There are 181 private equity funds in the world with more than $1bn (Dh3.67bn) under management, compared to five in 1989.

The top seven sovereign wealth organisations control each in excess of $100bn (Dh367bn), some as high as $700 bn (Dh2.57 trillion).

Collectively the leading 20 sovereign wealth groups are estimated to control an aggregate of $2trn (Dh7.34trn). This is estimated to rise to $10trn to $15trn (Dh36.72 to Dh55.08trn) in 10 years.

Nemir Kirdar, founder president and chief executive of Investcorp, said: “Portfolios of any large-scale international investor will most probably have an allocation of private equity, in addition to their other diversified traditional investments.

“Large investment funds such as sovereign groups who have had happy experiences with higher returns of private equity will continue to invest in this attractive asset class. Companies seeking capital will continue to see the benefits of private equity because of lower compliance costs, more responsive and faster decision making and focus on the longer term. This relieves the pressure that comes from having to report quarterly results to the market.”

Between 1991 and 2006 private firms created $430bn (Dh1.5bn) in profits to investors. Institutional investors in the US controlled $24trn (Dh88.1trn) of which several hundred billion were allocated to private equity.

Kirdar said: “There is still ample room for much more to be allocated to private equity as an asset class.”

Despite this, Arif Naqvi, vice-chairman and CEO of Abraaj Capital, issued caution for global private equity firms looking to work with sovereign wealth funds to invest in the region. “We are going through a massive transition in this region, and I know private equity firms have come here looking to do things with sovereign wealth funds, but the reality it that our sovereign wealth funds do very little in this region, if next to nothing.

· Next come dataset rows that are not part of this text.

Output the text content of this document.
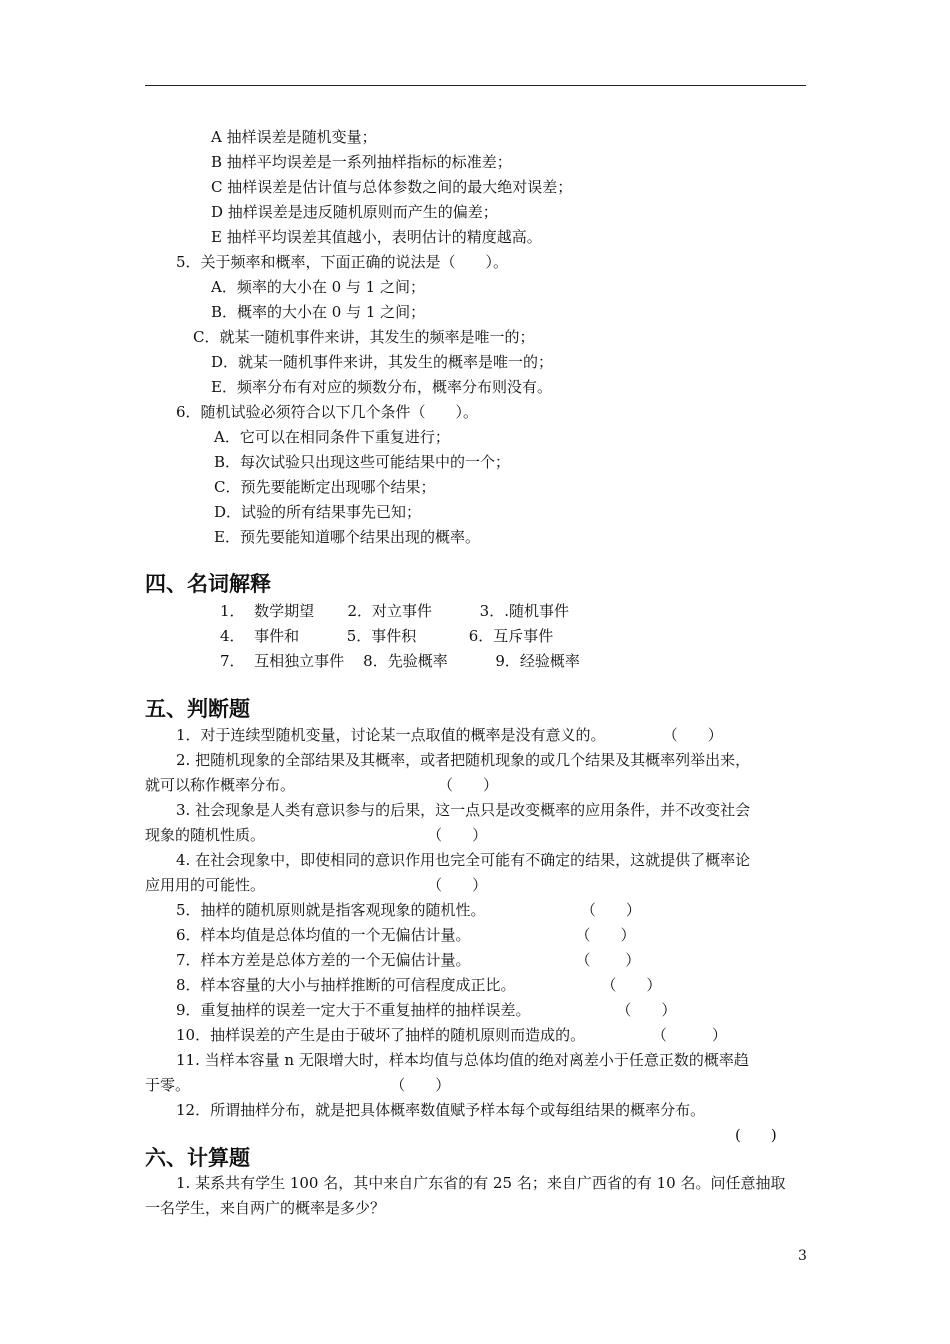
A 抽样误差是随机变量；
B 抽样平均误差是一系列抽样指标的标准差；
C 抽样误差是估计值与总体参数之间的最大绝对误差；
D 抽样误差是违反随机原则而产生的偏差；
E 抽样平均误差其值越小，表明估计的精度越高。
5．关于频率和概率，下面正确的说法是（　　）。
A．频率的大小在 0 与 1 之间；
B．概率的大小在 0 与 1 之间；
C．就某一随机事件来讲，其发生的频率是唯一的；
D．就某一随机事件来讲，其发生的概率是唯一的；
E．频率分布有对应的频数分布，概率分布则没有。
6．随机试验必须符合以下几个条件（　　）。
A．它可以在相同条件下重复进行；
B．每次试验只出现这些可能结果中的一个；
C．预先要能断定出现哪个结果；
D．试验的所有结果事先已知；
E．预先要能知道哪个结果出现的概率。
四、名词解释
1．  数学期望       2．对立事件          3．.随机事件
4．  事件和          5．事件积           6．互斥事件
7．  互相独立事件    8．先验概率          9．经验概率
五、判断题
1．对于连续型随机变量，讨论某一点取值的概率是没有意义的。            （　　）
2. 把随机现象的全部结果及其概率，或者把随机现象的或几个结果及其概率列举出来，
就可以称作概率分布。                              （　　）
3. 社会现象是人类有意识参与的后果，这一点只是改变概率的应用条件，并不改变社会
现象的随机性质。                                  （　　）
4. 在社会现象中，即使相同的意识作用也完全可能有不确定的结果，这就提供了概率论
应用用的可能性。                                  （　　）
5．抽样的随机原则就是指客观现象的随机性。                    （　　）
6．样本均值是总体均值的一个无偏估计量。                      （　　）
7．样本方差是总体方差的一个无偏估计量。                      （　　 ）
8．样本容量的大小与抽样推断的可信程度成正比。                  （　　）
9．重复抽样的误差一定大于不重复抽样的抽样误差。                  （　　）
10．抽样误差的产生是由于破坏了抽样的随机原则而造成的。              （　　　）
11. 当样本容量 n 无限增大时，样本均值与总体均值的绝对离差小于任意正数的概率趋
于零。                                          （　　）
12．所谓抽样分布，就是把具体概率数值赋予样本每个或每组结果的概率分布。
(　　)
六、计算题
1. 某系共有学生 100 名，其中来自广东省的有 25 名；来自广西省的有 10 名。问任意抽取
一名学生，来自两广的概率是多少？
3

“They have been set up to diversify oil wealth away from the region and look at investment opportunities elsewhere in the world.”

 

The stats

Top 7 - The top seven sovereign wealth organisations control each in excess of $100 billion, with some as high as $700bn.


Collectively the leading 20 sovereign wealth groups are estimated to control in aggregate of $2 trillion. This is estimated to rise to $10trn-$15trn over the next 10 years. The global annual GDP is $50trn.

Total assets under management globally are $40trn.


Pension funds globally control $20trn. Bank assets are estimated to be $60trn. Equity market capitalisation around the world in aggregate is $50trn. Sovereign and non-sovereign debt aggregates is in excess of $60trn.

Private equity accounts for:

- $700bn of investor capital globally

- 20 per cent of global mergers and acquisitions activity

- 60 per cent of initial public offerings in the US


There are 181 private equity funds around the world with more than $1bn under management, compared to five in 1989 4,000 buyout deals where completed by the private equity industry in 2006.